- 1 pound farro or whole grain penne
- 1 head Romanesco (Roman broccoli) or cauliflower, cut into bite-sized florets
- 2 tablespoons olive oil, 2 turns of the pan
- 5 tablespoons butter, divided
- 10 large shallots, thinly sliced with a mandolin, the wide side of a box grater or a food processor
- 3 to 4 cloves garlic, thinly sliced or chopped
- 2 tablespoons minced thyme
- 2 tablespoons rosemary
- 1/2 cup chicken or vegetable stock
- A few grates fresh nutmeg
- 1 teaspoon dry mustard or 1/2 teaspoon ground red chili pepper or cayenne
- 3 tablespoons flour
- 1 cup chicken stock
- 2 cups milk
- 2 1/2 cups grated cheese, a mix of sharp white cheddar, Fontina Val D’Aosta or Gruyère and Asiago
- 1/2 cup grated Parmigiano-Reggiano
Bring a pot of water to a boil for the pasta. Salt water and cook pasta to al dente, about 8 minutes, adding Romanesco or cauliflower the last 4 minutes of cooking time.

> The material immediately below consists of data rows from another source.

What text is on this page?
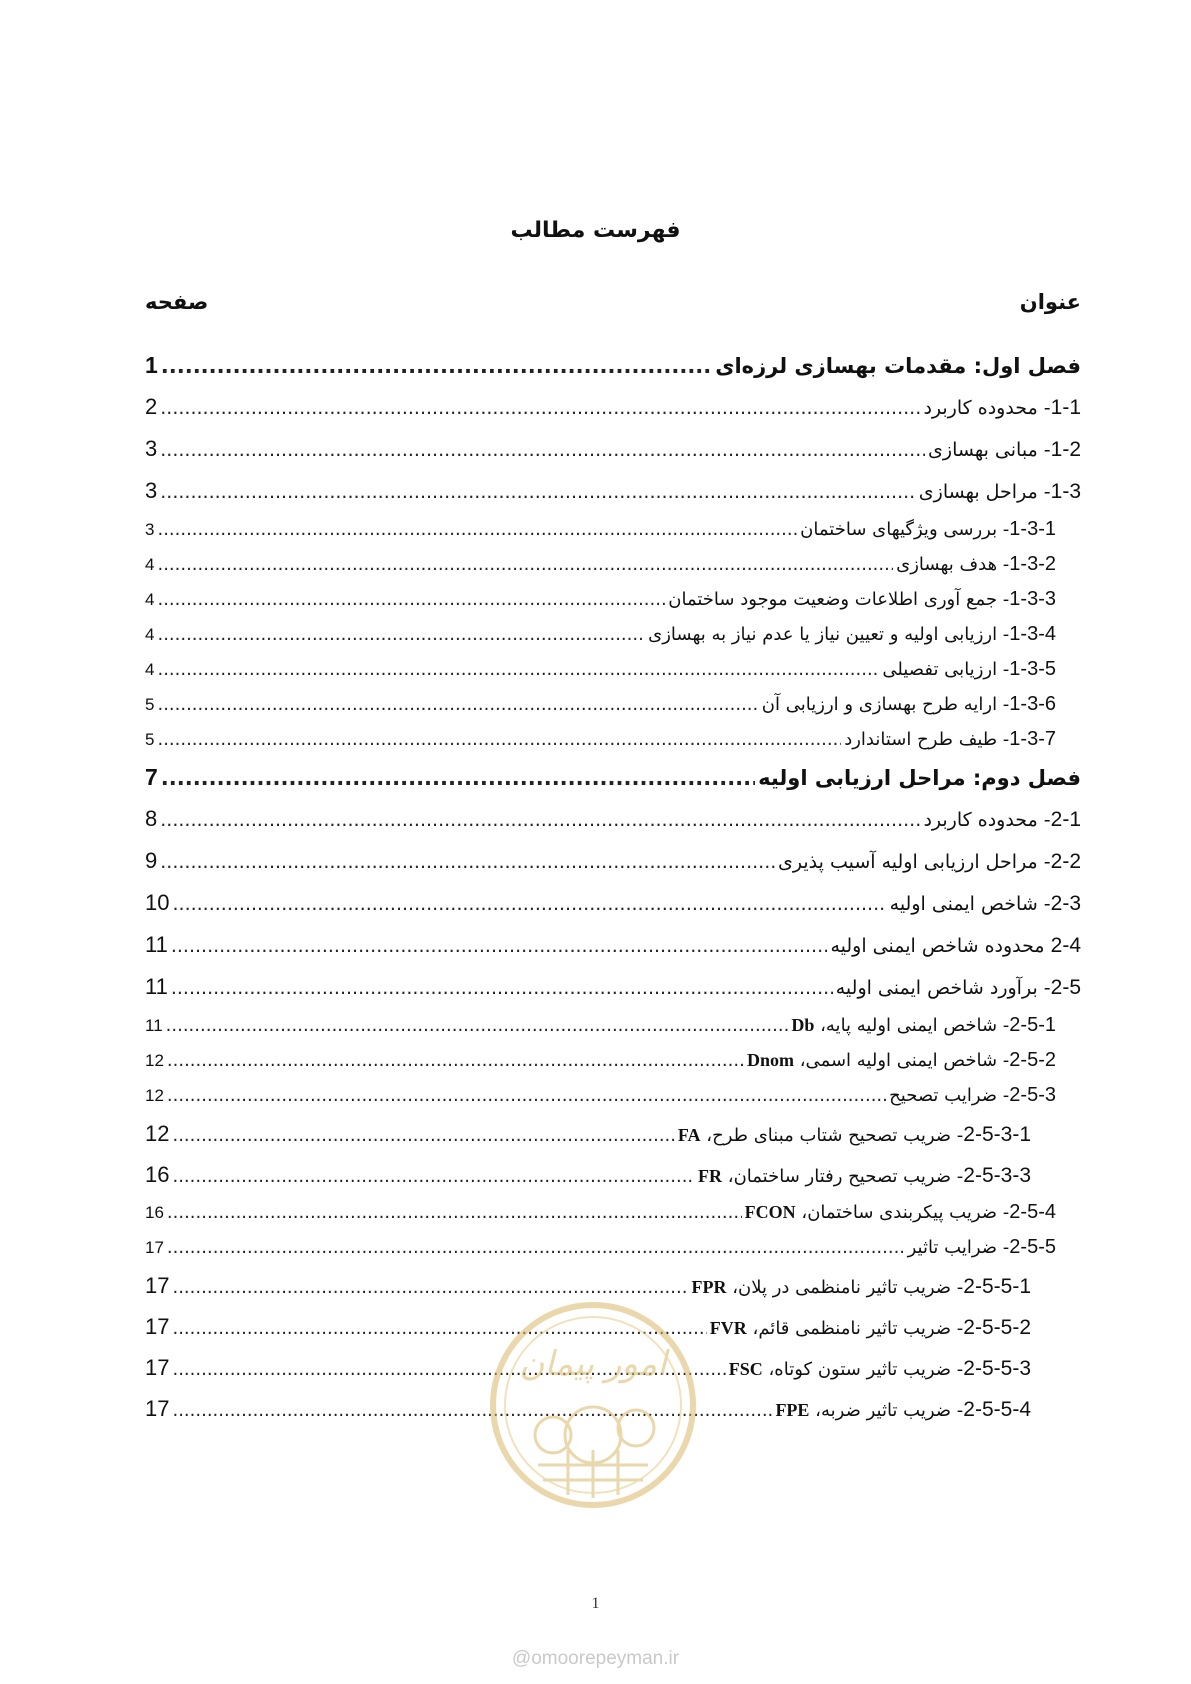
فهرست مطالب
عنوان
صفحه
فصل اول: مقدمات بهسازی لرزه‌ای
.....
1
1-1- محدوده کاربرد
.....
2
1-2- مبانی بهسازی
.....
3
1-3- مراحل بهسازی
.....
3
1-3-1- بررسی ویژگیهای ساختمان
.....
3
1-3-2- هدف بهسازی
.....
4
1-3-3- جمع آوری اطلاعات وضعیت موجود ساختمان
.....
4
1-3-4- ارزیابی اولیه و تعیین نیاز یا عدم نیاز به بهسازی
.....
4
1-3-5- ارزیابی تفصیلی
.....
4
1-3-6- ارایه طرح بهسازی و ارزیابی آن
.....
5
1-3-7- طیف طرح استاندارد
.....
5
فصل دوم: مراحل ارزیابی اولیه
.....
7
2-1- محدوده کاربرد
.....
8
2-2- مراحل ارزیابی اولیه آسیب پذیری
.....
9
2-3- شاخص ایمنی اولیه
.....
10
2-4 محدوده شاخص ایمنی اولیه
.....
11
2-5- برآورد شاخص ایمنی اولیه
.....
11
2-5-1- شاخص ایمنی اولیه پایه، Db
.....
11
2-5-2- شاخص ایمنی اولیه اسمی، Dnom
.....
12
2-5-3- ضرایب تصحیح
.....
12
2-5-3-1- ضریب تصحیح شتاب مبنای طرح، FA
.....
12
2-5-3-3- ضریب تصحیح رفتار ساختمان، FR
.....
16
2-5-4- ضریب پیکربندی ساختمان، FCON
.....
16
2-5-5- ضرایب تاثیر
.....
17
2-5-5-1- ضریب تاثیر نامنظمی در پلان، FPR
.....
17
2-5-5-2- ضریب تاثیر نامنظمی قائم، FVR
.....
17
2-5-5-3- ضریب تاثیر ستون کوتاه، FSC
.....
17
2-5-5-4- ضریب تاثیر ضربه، FPE
.....
17
امور پیمان
1
@omoorepeyman.ir
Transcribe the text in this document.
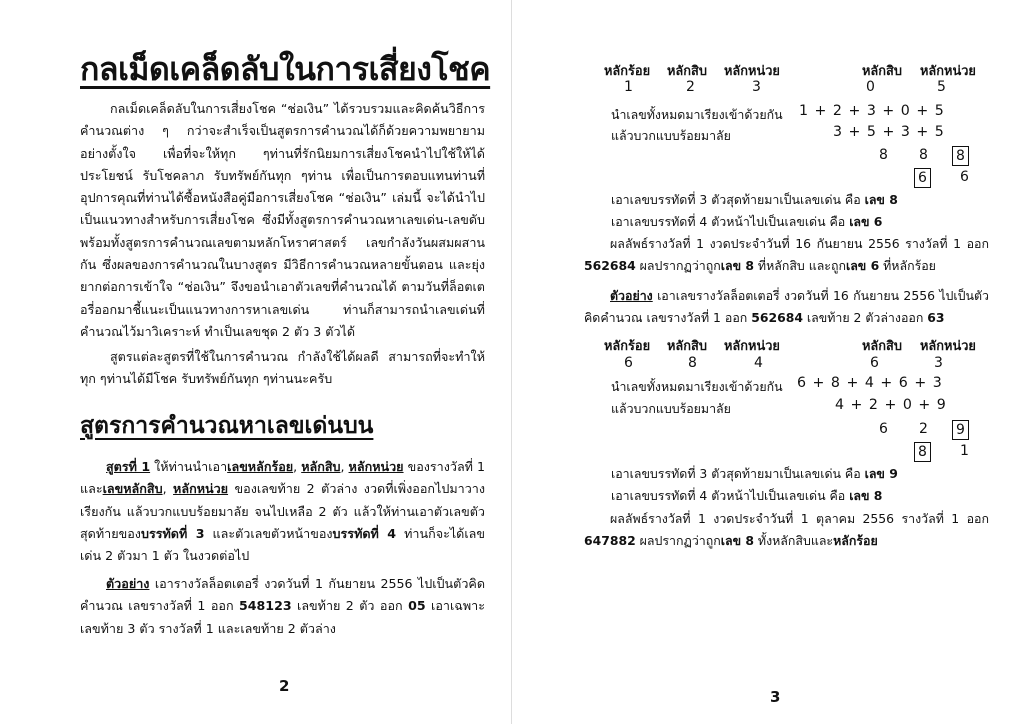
กลเม็ดเคล็ดลับในการเสี่ยงโชค
กลเม็ดเคล็ดลับในการเสี่ยงโชค “ช่อเงิน” ได้รวบรวมและคิดค้นวิธีการคำนวณต่าง ๆ กว่าจะสำเร็จเป็นสูตรการคำนวณได้ก็ด้วยความพยายามอย่างตั้งใจ เพื่อที่จะให้ทุก ๆท่านที่รักนิยมการเสี่ยงโชคนำไปใช้ให้ได้ประโยชน์ รับโชคลาภ รับทรัพย์กันทุก ๆท่าน เพื่อเป็นการตอบแทนท่านที่อุปการคุณที่ท่านได้ซื้อหนังสือคู่มือการเสี่ยงโชค “ช่อเงิน” เล่มนี้ จะได้นำไปเป็นแนวทางสำหรับการเสี่ยงโชค ซึ่งมีทั้งสูตรการคำนวณหาเลขเด่น-เลขดับ พร้อมทั้งสูตรการคำนวณเลขตามหลักโหราศาสตร์ เลขกำลังวันผสมผสานกัน ซึ่งผลของการคำนวณในบางสูตร มีวิธีการคำนวณหลายขั้นตอน และยุ่งยากต่อการเข้าใจ “ช่อเงิน” จึงขอนำเอาตัวเลขที่คำนวณได้ ตามวันที่ล็อตเตอรี่ออกมาชี้แนะเป็นแนวทางการหาเลขเด่น ท่านก็สามารถนำเลขเด่นที่คำนวณไว้มาวิเคราะห์ ทำเป็นเลขชุด 2 ตัว 3 ตัวได้
สูตรแต่ละสูตรที่ใช้ในการคำนวณ กำลังใช้ได้ผลดี สามารถที่จะทำให้ทุก ๆท่านได้มีโชค รับทรัพย์กันทุก ๆท่านนะครับ
สูตรการคำนวณหาเลขเด่นบน
สูตรที่ 1 ให้ท่านนำเอาเลขหลักร้อย, หลักสิบ, หลักหน่วย ของรางวัลที่ 1 และเลขหลักสิบ, หลักหน่วย ของเลขท้าย 2 ตัวล่าง งวดที่เพิ่งออกไปมาวางเรียงกัน แล้วบวกแบบร้อยมาลัย จนไปเหลือ 2 ตัว แล้วให้ท่านเอาตัวเลขตัวสุดท้ายของบรรทัดที่ 3 และตัวเลขตัวหน้าของบรรทัดที่ 4 ท่านก็จะได้เลขเด่น 2 ตัวมา 1 ตัว ในงวดต่อไป
ตัวอย่าง เอารางวัลล็อตเตอรี่ งวดวันที่ 1 กันยายน 2556 ไปเป็นตัวคิดคำนวณ เลขรางวัลที่ 1 ออก 548123 เลขท้าย 2 ตัว ออก 05 เอาเฉพาะเลขท้าย 3 ตัว รางวัลที่ 1 และเลขท้าย 2 ตัวล่าง
2
หลักร้อย หลักสิบ หลักหน่วย	หลักสิบ หลักหน่วย
1	2	3	0	5
นำเลขทั้งหมดมาเรียงเข้าด้วยกัน 1 + 2 + 3 + 0 + 5
แล้วบวกแบบร้อยมาลัย	3 + 5 + 3 + 5
8 8 8
6 6
เอาเลขบรรทัดที่ 3 ตัวสุดท้ายมาเป็นเลขเด่น คือ เลข 8
เอาเลขบรรทัดที่ 4 ตัวหน้าไปเป็นเลขเด่น คือ เลข 6
ผลลัพธ์รางวัลที่ 1 งวดประจำวันที่ 16 กันยายน 2556 รางวัลที่ 1 ออก 562684 ผลปรากฏว่าถูกเลข 8 ที่หลักสิบ และถูกเลข 6 ที่หลักร้อย
ตัวอย่าง เอาเลขรางวัลล็อตเตอรี่ งวดวันที่ 16 กันยายน 2556 ไปเป็นตัวคิดคำนวณ เลขรางวัลที่ 1 ออก 562684 เลขท้าย 2 ตัวล่างออก 63
หลักร้อย หลักสิบ หลักหน่วย	หลักสิบ หลักหน่วย
6	8	4	6	3
นำเลขทั้งหมดมาเรียงเข้าด้วยกัน 6 + 8 + 4 + 6 + 3
แล้วบวกแบบร้อยมาลัย	4 + 2 + 0 + 9
6 2 9
8 1
เอาเลขบรรทัดที่ 3 ตัวสุดท้ายมาเป็นเลขเด่น คือ เลข 9
เอาเลขบรรทัดที่ 4 ตัวหน้าไปเป็นเลขเด่น คือ เลข 8
ผลลัพธ์รางวัลที่ 1 งวดประจำวันที่ 1 ตุลาคม 2556 รางวัลที่ 1 ออก 647882 ผลปรากฏว่าถูกเลข 8 ทั้งหลักสิบและหลักร้อย
3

Meanwhile, in a medium skillet, heat olive oil, 2 turns of the pan. Melt in 1 tablespoon butter and when it foams, add shallots and garlic. Season with thyme, rosemary, salt and pepper, and cook, stirring occasionally, until light golden, about 20 minutes. Add stock and stir.
In a medium saucepot, melt remaining butter over medium heat. Add salt, pepper, nutmeg, dry mustard or ground red pepper, and stir. Whisk in flour, cook 1 minute then whisk in milk. Thicken to coat spoon over medium-high heat, 2-3 minutes. Stir in cheese in figure-8 motion and remove from heat.
Combine pasta and Romanesco or cauliflower with sauce and shallots, and dish into a casserole. Top with Parm.
Bake until bubbly and brown, 35-45 minutes.